Alberta Oil Sands Group Makes Royalty Recommendations
A concerned group of in situ oil sands development corporations submitted a letter to the Government of Alberta in a joint response to the Report of the Alberta Royalty Review Panel. The companies assert that the Report fails to account for the many ways in which Alberta's smaller, entrepreneurial firms contribute to our economy by taking on huge risks and driving the technologies that make the Alberta Advantage possible.
The group, called the Alberta In Situ Oil Sands Alliance says that the Panel appears to have overlooked the fact that Alberta's oil sands are costly to develop and produce. The economic terms must be fair and balanced for the province and the industry in order to attract the substantial financial resources needed to fund these world-scale projects. Alberta-based corporations, and the citizens of Alberta, will face significant and adverse consequences if the Panel's recommendations are implemented.
The Alliance's members and many other small Alberta companies play a very important role in driving technology forward and unlocking value for the benefit of Albertans. Their business models depend on finding economic and environmentally friendly solutions for developing Alberta's largest resource. The expertise that crafts these technologies resides in the Albertans that staff these companies.
For Alberta's homegrown expertise to be mobilized, the province must continue to be an attractive jurisdiction for investors.
Multi-billions of new investment dollars will be required in order to cultivate the untapped in situ resources of Alberta. These untapped resources represent approximately 80% of the estimated recoverable barrels of bitumen in the province with associated future royalties representing multi-billions of dollars for Albertans.
The Panel has grossly underestimated the costs associated with oil sands projects. In the Alliance's experience, the costs used in the Panel's calculations are only two-thirds of actual amounts currently being invested on oil sands projects - resulting in egregious errors and incorrect conclusions.
The province has created advantages for all Albertans through its existing royalty program, which is based on a partnership with industry. The current regime enables reinvestment in technology, improvements in recovery techniques, emissions management and the development of frontier resources that will benefit Albertans now and in the future. The economic environment generated through this process is at risk.
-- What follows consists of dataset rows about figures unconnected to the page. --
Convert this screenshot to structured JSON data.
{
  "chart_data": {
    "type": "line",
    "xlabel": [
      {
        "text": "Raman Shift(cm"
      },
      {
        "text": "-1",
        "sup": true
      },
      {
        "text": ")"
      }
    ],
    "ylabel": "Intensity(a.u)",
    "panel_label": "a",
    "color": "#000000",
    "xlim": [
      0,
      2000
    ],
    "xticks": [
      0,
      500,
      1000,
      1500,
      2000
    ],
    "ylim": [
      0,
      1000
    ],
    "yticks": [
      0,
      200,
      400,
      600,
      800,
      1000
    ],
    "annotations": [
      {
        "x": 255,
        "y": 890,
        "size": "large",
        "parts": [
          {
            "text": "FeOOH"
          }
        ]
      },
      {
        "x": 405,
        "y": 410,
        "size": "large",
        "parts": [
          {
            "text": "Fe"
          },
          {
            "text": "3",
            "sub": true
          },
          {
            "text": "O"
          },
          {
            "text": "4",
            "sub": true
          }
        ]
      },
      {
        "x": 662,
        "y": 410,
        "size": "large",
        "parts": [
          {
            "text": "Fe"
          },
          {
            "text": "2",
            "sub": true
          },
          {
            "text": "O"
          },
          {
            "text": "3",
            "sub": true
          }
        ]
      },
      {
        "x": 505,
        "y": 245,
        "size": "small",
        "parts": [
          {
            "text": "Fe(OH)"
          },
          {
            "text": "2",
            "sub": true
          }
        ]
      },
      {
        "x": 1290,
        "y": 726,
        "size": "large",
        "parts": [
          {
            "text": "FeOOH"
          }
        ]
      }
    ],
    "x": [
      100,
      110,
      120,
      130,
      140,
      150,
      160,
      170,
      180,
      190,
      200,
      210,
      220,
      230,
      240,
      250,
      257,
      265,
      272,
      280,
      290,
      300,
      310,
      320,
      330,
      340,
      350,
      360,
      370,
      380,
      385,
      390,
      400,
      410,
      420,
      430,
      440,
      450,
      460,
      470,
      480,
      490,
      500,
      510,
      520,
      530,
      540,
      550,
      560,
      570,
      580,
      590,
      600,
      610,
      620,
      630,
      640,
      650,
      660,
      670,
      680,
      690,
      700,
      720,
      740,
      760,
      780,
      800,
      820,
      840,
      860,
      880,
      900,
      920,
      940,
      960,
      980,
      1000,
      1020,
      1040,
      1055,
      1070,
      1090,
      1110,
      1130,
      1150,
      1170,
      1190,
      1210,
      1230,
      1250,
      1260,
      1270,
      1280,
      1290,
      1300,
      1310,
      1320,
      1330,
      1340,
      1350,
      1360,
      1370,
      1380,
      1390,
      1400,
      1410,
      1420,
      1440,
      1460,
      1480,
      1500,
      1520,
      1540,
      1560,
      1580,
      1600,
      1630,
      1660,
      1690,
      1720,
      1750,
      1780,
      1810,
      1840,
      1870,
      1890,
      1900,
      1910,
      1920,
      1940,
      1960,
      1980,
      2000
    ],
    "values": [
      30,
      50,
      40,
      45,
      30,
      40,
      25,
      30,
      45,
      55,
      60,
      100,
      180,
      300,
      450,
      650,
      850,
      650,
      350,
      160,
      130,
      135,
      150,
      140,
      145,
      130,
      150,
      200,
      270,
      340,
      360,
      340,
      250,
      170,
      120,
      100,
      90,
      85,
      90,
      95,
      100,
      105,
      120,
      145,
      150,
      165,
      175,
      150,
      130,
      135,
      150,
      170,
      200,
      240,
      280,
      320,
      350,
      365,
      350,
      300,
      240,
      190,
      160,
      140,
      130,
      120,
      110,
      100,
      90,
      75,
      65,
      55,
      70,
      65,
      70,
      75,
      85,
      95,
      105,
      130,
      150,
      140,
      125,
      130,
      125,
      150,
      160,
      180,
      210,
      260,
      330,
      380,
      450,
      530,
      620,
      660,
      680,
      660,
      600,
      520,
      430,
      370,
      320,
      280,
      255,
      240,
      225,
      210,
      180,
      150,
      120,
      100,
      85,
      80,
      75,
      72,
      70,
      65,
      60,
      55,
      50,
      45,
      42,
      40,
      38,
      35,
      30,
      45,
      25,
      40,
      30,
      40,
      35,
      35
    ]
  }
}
A workable solution for all stakeholders that will deliver Albertans continued long-term prosperity is needed. To that end, the Alliance, which believes such a solution is achievable, has proposed the following five points for the Government of Alberta to consider:
Ability to pay: Retain a net profit structure which allows for risk-taking by companies and a balanced share of benefits for Albertans.
Share in the upside: Adopt a scaled royalty rate structure that increases based on oil and gas prices above the break-even price for new projects.
Current costs: Use credible, up-to-date project costs and projections to prepare a fair and balanced economic analysis.
Rates of return: Need to be acceptable and competitive to allow new projects to attract the necessary capital to develop Alberta's resources for the benefit of Albertans.
The Alliance's overall recommendation is for the province to consider all of the benefits to Albertans from the development of our oil sands resource. An inappropriate adjustment in the royalty regime may have substantial unintended negative consequences for employment, income tax revenue, and Crown bonus revenue for our province.
To date, the Alliance members have paid roughly $300 million in bonus revenue to the province representing recoverable resources of approximately 13 billion barrels. Cumulative estimated capital expenditure thus far by the Alliance totals approximately $2.5 billion in seismic, core hole drilling, plant construction and SAGD drilling activities. The Alliance intends to invest in the range of $7 billion within Alberta over the next five years to advance its projects.
In terms of challenging and rewarding jobs, the development of our resources will generate significant direct and indirect employment throughout Alberta. It is anticipated that the Alliance will create over 20,000 jobs during peak drilling and construction times. These well paying jobs provide significant opportunity for people and organizations across Alberta and throughout Canada, including aboriginal and rural communities.